Away she sped, flung from crest to hollow of the seas, but steered so splendidly by the second mate that, although the foam seemed to stand above her gunwale in wreaths, nothing but the spray came over. And they all watched the face of the steersman, who looked, as indeed he was, a tower of strength, confident and able. Just shaving the stern of the Sealark by, as it seemed, a hand’s breadth, he shouted, “Pull port, all you know,” and the boat shot up alongside, to receive a line and be secured.
Then as she rose and fell, kept away from being stove in by the eddying seas coming under the ship’s bottom, one by one, watching their opportunity, scrambled on board until, all but the second mate and Frank having left her, the bridle was hooked on and many willing hands swung the gallant craft up into her place again. A splendid feat nobly performed, and one that all those engaged in it would ever remember as making an elevating epoch in their lives.
No sooner was the boat secured than the weather broke, and before midnight the Sealark, under topsail, foresail, and lower staysails, was plunging away on her course again as if rejoicing in her victory over the hungry sea. Meanwhile all the heroes of the adventure had slipped back into their grooves again, Frank especially treating the whole affair with a lofty nonchalance as if it were hardly worth recalling, but secretly enjoying an uplifting sense of having done a good deed.
The saved crew were distributed according to the barque’s limited accommodation, and made as comfortable as was possible under the circumstances, none of them, fortunately, being injured or so exhausted that they needed special care. The skipper, entertaining the rescued officers in the cabin, learned that the lost ship was a soft wood ship hailing from Frederikstad, laden with coal from Newport, and bound to Rio Janeiro. That she was leaky when she started from port, and never from the first coming on of this frightful gale had she possessed the faintest chance of living through it.

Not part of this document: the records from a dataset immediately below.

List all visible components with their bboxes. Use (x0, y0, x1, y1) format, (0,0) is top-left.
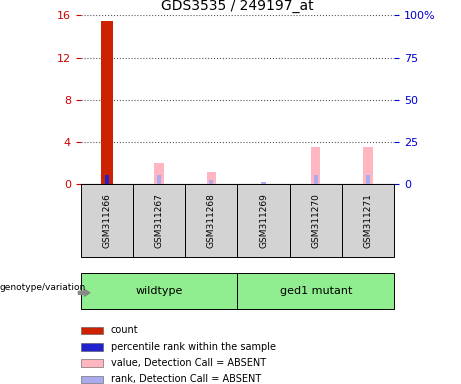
Text: GSM311270: GSM311270 (311, 194, 320, 248)
Text: genotype/variation: genotype/variation (0, 283, 86, 291)
Bar (81, 376, 103, 383)
Text: GSM311268: GSM311268 (207, 194, 216, 248)
Bar (363, 147, 373, 184)
Bar (105, 175, 109, 184)
Bar (237, 273, 394, 309)
Text: ged1 mutant: ged1 mutant (280, 286, 352, 296)
Bar (81, 184, 133, 257)
Bar (237, 184, 290, 257)
Bar (81, 359, 103, 367)
Text: wildtype: wildtype (136, 286, 183, 296)
Bar (81, 273, 237, 309)
Text: GSM311269: GSM311269 (259, 194, 268, 248)
Bar (101, 21, 112, 184)
Bar (311, 147, 320, 184)
Bar (157, 175, 161, 184)
Bar (209, 180, 213, 184)
Bar (342, 184, 394, 257)
Text: GSM311266: GSM311266 (102, 194, 111, 248)
Title: GDS3535 / 249197_at: GDS3535 / 249197_at (161, 0, 314, 13)
Text: rank, Detection Call = ABSENT: rank, Detection Call = ABSENT (111, 374, 261, 384)
Bar (290, 184, 342, 257)
Bar (313, 175, 318, 184)
Bar (154, 163, 164, 184)
Bar (261, 182, 266, 184)
Bar (81, 326, 103, 334)
Text: percentile rank within the sample: percentile rank within the sample (111, 342, 276, 352)
Bar (185, 184, 237, 257)
Text: value, Detection Call = ABSENT: value, Detection Call = ABSENT (111, 358, 266, 368)
Bar (133, 184, 185, 257)
Text: GSM311271: GSM311271 (364, 194, 372, 248)
Bar (81, 343, 103, 351)
Bar (366, 175, 370, 184)
Text: count: count (111, 326, 139, 336)
Bar (207, 172, 216, 184)
Text: GSM311267: GSM311267 (154, 194, 164, 248)
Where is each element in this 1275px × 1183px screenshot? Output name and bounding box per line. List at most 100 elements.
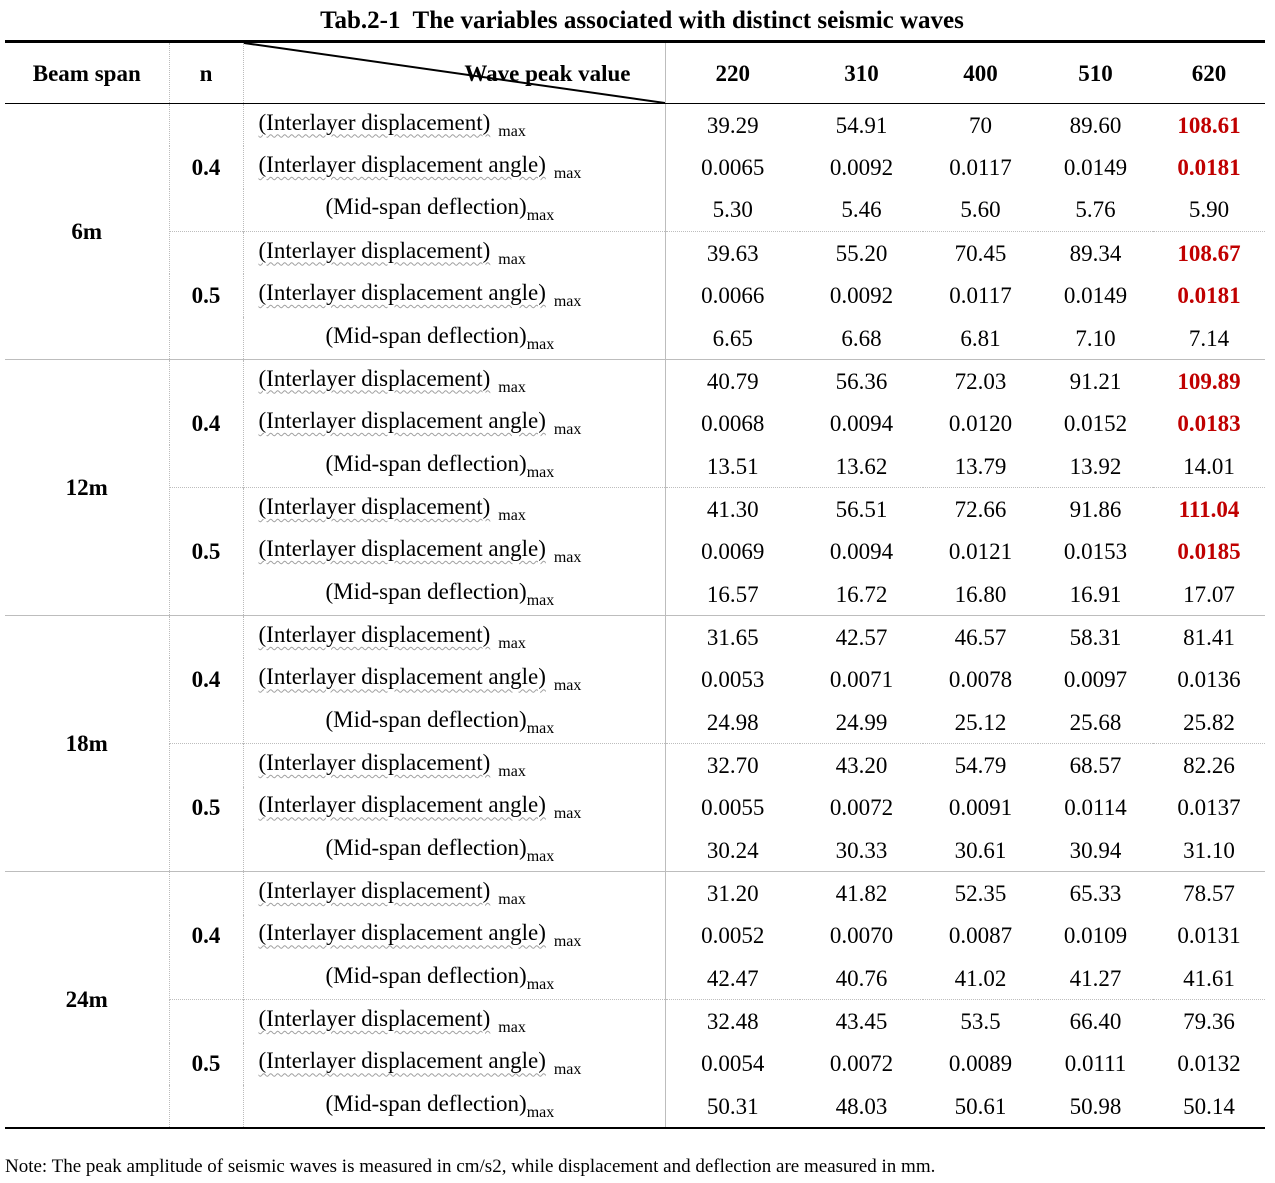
value-cell: 14.01 [1183, 453, 1235, 479]
variable-label-subscript: max [553, 549, 582, 567]
value-cell: 54.91 [835, 112, 888, 138]
table-row: (Interlayer displacement angle) max 0.0065… [5, 146, 1265, 189]
variable-label: (Interlayer displacement) [258, 749, 491, 775]
value-cell: 81.41 [1153, 615, 1265, 659]
variable-label: (Interlayer displacement angle) [258, 152, 546, 178]
seismic-variables-table: Beam span n Wave peak value 220 310 400 … [5, 40, 1265, 1129]
header-diagonal-line [243, 43, 665, 103]
value-cell: 48.03 [835, 1093, 888, 1119]
table-note: Note: The peak amplitude of seismic wave… [5, 1156, 936, 1177]
table-row: (Interlayer displacement angle) max 0.0055… [5, 786, 1265, 830]
value-cell: 70.45 [923, 231, 1038, 275]
value-cell: 0.0070 [829, 923, 894, 949]
value-cell: 42.47 [706, 965, 759, 991]
value-cell: 17.07 [1183, 581, 1235, 607]
value-cell: 0.0053 [701, 667, 765, 693]
value-cell: 41.30 [665, 487, 800, 531]
value-cell: 0.0092 [829, 155, 894, 181]
variable-label-cell: (Interlayer displacement) max [243, 231, 666, 275]
value-cell: 0.0149 [1063, 155, 1128, 181]
variable-label-cell: (Interlayer displacement) max [243, 871, 666, 915]
variable-label: (Interlayer displacement) [258, 493, 491, 519]
value-cell: 0.0068 [701, 411, 765, 437]
variable-label-subscript: max [498, 1019, 526, 1037]
value-cell: 108.61 [1177, 112, 1241, 138]
value-cell: 0.0149 [1063, 283, 1128, 309]
value-cell: 0.0087 [948, 923, 1013, 949]
value-cell: 50.61 [954, 1093, 1007, 1119]
table-row: 24m 0.4 (Interlayer displacement) max 31.20 4… [5, 871, 1265, 1128]
variable-label-subscript: max [553, 421, 582, 439]
header-peak-310: 310 [800, 41, 923, 104]
value-cell: 72.66 [923, 487, 1038, 531]
value-cell: 16.72 [835, 581, 888, 607]
variable-label-cell: (Interlayer displacement) max [243, 103, 666, 147]
variable-label-subscript: max [498, 890, 526, 908]
value-cell: 41.82 [800, 871, 923, 915]
variable-label: (Interlayer displacement angle) [258, 664, 546, 690]
value-cell: 43.45 [800, 999, 923, 1043]
value-cell: 0.0111 [1064, 1051, 1127, 1077]
value-cell: 24.99 [835, 709, 888, 735]
value-cell: 41.61 [1183, 965, 1235, 991]
table-row: 12m 0.4 (Interlayer displacement) max 40.79 5… [5, 359, 1265, 616]
table-row: (Mid-span deflection)max 6.65 6.68 6.81 7.10… [5, 316, 1265, 360]
variable-label: (Interlayer displacement) [258, 621, 491, 647]
value-cell: 25.82 [1183, 709, 1235, 735]
variable-label: (Interlayer displacement angle) [258, 280, 546, 306]
table-row: 0.5 (Interlayer displacement) max 32.48 43.4… [5, 999, 1265, 1128]
value-cell: 0.0052 [701, 923, 765, 949]
variable-label-cell: (Interlayer displacement) max [243, 359, 666, 403]
variable-label-cell: (Mid-span deflection)max [243, 701, 666, 744]
value-cell: 39.63 [665, 231, 800, 275]
value-cell: 40.79 [665, 359, 800, 403]
value-cell: 0.0094 [829, 539, 894, 565]
n-value-cell: 0.5 [168, 999, 244, 1128]
value-cell: 79.36 [1153, 999, 1265, 1043]
variable-label-subscript: max [498, 634, 526, 652]
variable-label: (Mid-span deflection) [325, 834, 527, 860]
value-cell: 56.51 [800, 487, 923, 531]
variable-label-cell: (Interlayer displacement angle) max [243, 530, 666, 574]
n-value-cell: 0.4 [168, 359, 244, 488]
value-cell: 78.57 [1153, 871, 1265, 915]
value-cell: 0.0117 [949, 155, 1012, 181]
value-cell: 6.68 [841, 325, 882, 351]
value-cell: 66.40 [1038, 999, 1153, 1043]
value-cell: 39.29 [706, 112, 759, 138]
variable-label-cell: (Interlayer displacement angle) max [243, 786, 666, 830]
value-cell: 72.03 [923, 359, 1038, 403]
value-cell: 16.57 [706, 581, 759, 607]
value-cell: 108.67 [1153, 231, 1265, 275]
table-row: 0.5 (Interlayer displacement) max 32.70 43.2… [5, 743, 1265, 872]
value-cell: 82.26 [1153, 743, 1265, 787]
variable-label: (Mid-span deflection) [325, 1090, 527, 1116]
variable-label: (Mid-span deflection) [325, 322, 527, 348]
variable-label-subscript: max [553, 1061, 582, 1079]
variable-label-cell: (Interlayer displacement angle) max [243, 914, 666, 958]
variable-label-cell: (Mid-span deflection)max [243, 957, 666, 1000]
value-cell: 0.0069 [701, 539, 765, 565]
value-cell: 0.0181 [1177, 155, 1241, 181]
table-row: (Mid-span deflection)max 13.51 13.62 13.79 1… [5, 445, 1265, 488]
table-row: (Interlayer displacement angle) max 0.0052… [5, 914, 1265, 958]
value-cell: 89.60 [1069, 112, 1122, 138]
value-cell: 31.20 [665, 871, 800, 915]
value-cell: 0.0109 [1063, 923, 1128, 949]
variable-label-cell: (Mid-span deflection)max [243, 316, 666, 360]
value-cell: 56.36 [800, 359, 923, 403]
variable-label-subscript: max [526, 335, 555, 353]
value-cell: 32.70 [665, 743, 800, 787]
variable-label-subscript: max [526, 463, 555, 481]
value-cell: 53.5 [923, 999, 1038, 1043]
table-row: (Interlayer displacement angle) max 0.0068… [5, 402, 1265, 445]
variable-label-subscript: max [526, 975, 555, 993]
value-cell: 68.57 [1038, 743, 1153, 787]
value-cell: 43.20 [800, 743, 923, 787]
variable-label-cell: (Interlayer displacement angle) max [243, 402, 666, 445]
value-cell: 58.31 [1038, 615, 1153, 659]
table-row: (Mid-span deflection)max 50.31 48.03 50.61 5… [5, 1085, 1265, 1128]
value-cell: 0.0078 [948, 667, 1013, 693]
value-cell: 0.0136 [1177, 667, 1241, 693]
value-cell: 41.02 [954, 965, 1007, 991]
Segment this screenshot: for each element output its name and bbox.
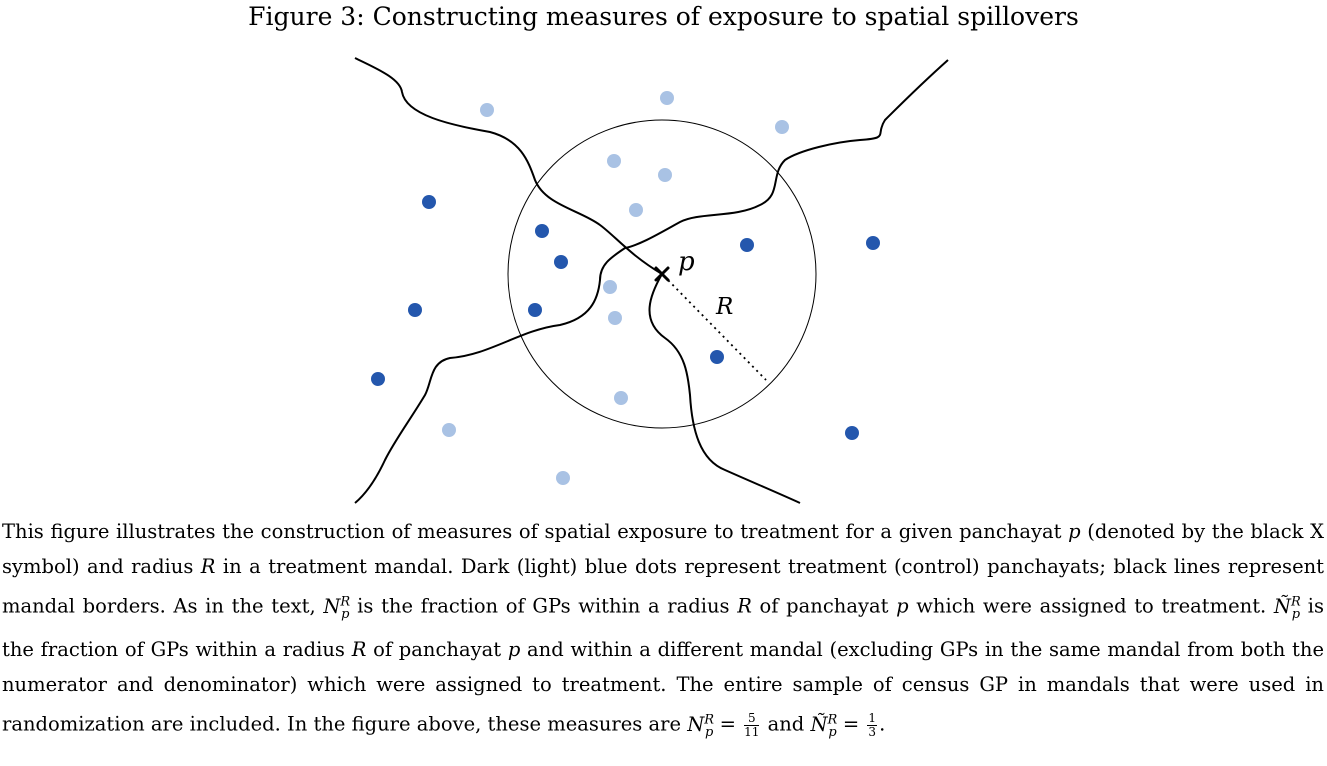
caption-text: This figure illustrates the construction… xyxy=(2,520,1069,543)
caption-text: is the fraction of GPs within a radius xyxy=(349,594,738,618)
caption-text: and xyxy=(761,712,811,736)
control-dot xyxy=(603,280,617,294)
control-dot xyxy=(658,168,672,182)
math-p: p xyxy=(1068,520,1081,543)
math-p: p xyxy=(896,594,909,618)
treatment-dots xyxy=(371,195,880,440)
treatment-dot xyxy=(408,303,422,317)
spatial-spillover-diagram: p R xyxy=(354,57,949,504)
treatment-dot xyxy=(422,195,436,209)
math-equals: = xyxy=(713,712,743,736)
fraction-5-11: 5 11 xyxy=(744,710,760,739)
math-Ntilde-p-R: ÑRp xyxy=(1273,594,1301,622)
caption-text: . xyxy=(879,712,886,736)
control-dot xyxy=(480,103,494,117)
math-Ntilde-p-R: ÑRp xyxy=(810,712,838,740)
caption-text: of panchayat xyxy=(751,594,897,618)
treatment-dot xyxy=(710,350,724,364)
control-dot xyxy=(607,154,621,168)
caption-text: (denoted by the black X symbol) and radi… xyxy=(2,520,1325,579)
control-dots xyxy=(442,91,789,485)
math-R: R xyxy=(200,555,216,579)
control-dot xyxy=(608,311,622,325)
treatment-dot xyxy=(554,255,568,269)
panchayat-x-marker xyxy=(654,266,670,282)
radius-circle xyxy=(507,119,817,429)
control-dot xyxy=(442,423,456,437)
figure-caption: This figure illustrates the construction… xyxy=(2,514,1324,750)
caption-text: which were assigned to treatment. xyxy=(908,594,1274,618)
treatment-dot xyxy=(845,426,859,440)
treatment-dot xyxy=(866,236,880,250)
caption-text: in a treatment mandal. Dark (light) blue… xyxy=(2,555,1325,618)
mandal-border-top-right xyxy=(354,59,949,504)
mandal-border-bottom xyxy=(648,273,801,504)
label-R: R xyxy=(715,294,733,320)
radius-line xyxy=(663,275,767,381)
mandal-border-top-left xyxy=(354,57,663,275)
control-dot xyxy=(614,391,628,405)
control-dot xyxy=(629,203,643,217)
math-N-p-R: NRp xyxy=(323,594,351,622)
math-R: R xyxy=(351,638,367,661)
label-p: p xyxy=(678,247,695,277)
math-p: p xyxy=(507,638,521,661)
treatment-dot xyxy=(371,372,385,386)
math-R: R xyxy=(737,594,752,618)
caption-text: of panchayat xyxy=(366,638,508,661)
treatment-dot xyxy=(740,238,754,252)
caption-text: and within a different mandal (excluding… xyxy=(2,638,1324,736)
math-equals: = xyxy=(836,712,866,736)
control-dot xyxy=(660,91,674,105)
treatment-dot xyxy=(535,224,549,238)
math-N-p-R: NRp xyxy=(687,712,715,740)
figure-title: Figure 3: Constructing measures of expos… xyxy=(248,2,1079,31)
treatment-dot xyxy=(528,303,542,317)
control-dot xyxy=(556,471,570,485)
control-dot xyxy=(775,120,789,134)
caption-text: is the fraction of GPs within a radius xyxy=(2,594,1324,661)
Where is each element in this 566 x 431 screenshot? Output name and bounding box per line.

The Norwegian skipper further told them that towards the last, when the enfeebled rigging had given way and the rusted-through chain-plates had been broken off or torn out of the rotten topsides, letting the masts tumble over the side, the overstrained hull just opened out like a basket, and pumping became useless. The boats went early in the fight; in any case they were of very little use, all of them having the dry-rot. He finished his account by saying, “And but for you coming just when you did, Captain Jenkins, sixteen of us some hours ago would have been deep below the surface of this rough sea, all our troubles over.” Thus the Norwegian skipper, one of nature’s gentlemen, as with eyes humid with gratitude he grasped Captain Jenkins’ hand. Jenkins, confused, changed the subject, and pointed out that he must land them all at Las Palmas as his commissariat, to say nothing of his accommodation, was entirely unequal to the strain upon it. In which the Norwegian entirely agreed.